Under app.json, ensure that android-specific settings are given:
{
"android": {
"permissions": [
"BLUETOOTH",
"BLUETOOTH_ADMIN",
"BLUETOOTH_SCAN",
"BLUETOOTH_CONNECT"
]
},
}
At runtime, the app must request the necessary permissions after initializing the BLE manager:
import { PermissionsAndroid } from 'react-native';
const requestPermissions = async () => {
try {
const granted = await PermissionsAndroid.requestMultiple([
PermissionsAndroid.PERMISSIONS.ACCESS_COARSE_LOCATION,
PermissionsAndroid.PERMISSIONS.ACCESS_FINE_LOCATION,
const apiLevel = parseInt(Platform.Version.toString(), 10);
if (apiLevel >= 31) {
PermissionsAndroid.PERMISSIONS.BLUETOOTH_CONNECT,
PermissionsAndroid.PERMISSIONS.BLUETOOTH_SCAN
}
]);
if (granted['android.permission.ACCESS_COARSE_LOCATION'] === 'granted' &&
granted['android.permission.ACCESS_FINE_LOCATION'] === 'granted') {
console.log('permissions granted');
} else {
console.log('permissions denied');
}
} catch (error) {
console.log(error);
}
};
Error Scanning for Devices
If the app is unable to scan for devices, it is likely that location services are not enabled on the device.
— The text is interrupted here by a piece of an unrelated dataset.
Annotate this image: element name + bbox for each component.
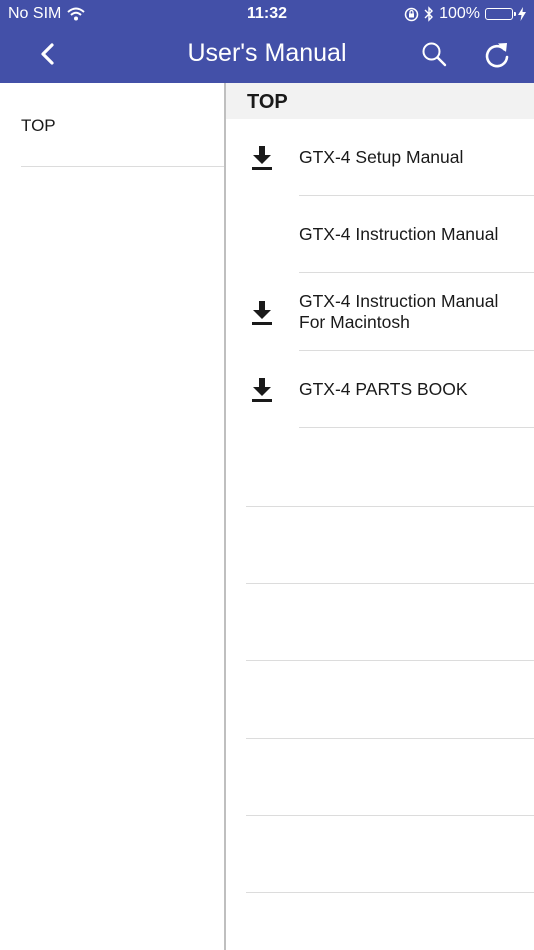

It is necessary for BLE to have access to location services to scan for nearby BLE devices.
Make sure that the users have enabled location services on their devices. This can be done by prompting the user to enable location services if it is not enabled.
import { Linking } from 'react-native';
const promptLocationServices = () => {
Linking.openSettings();
};
Alternatively, users should turn on location services manually in the settings.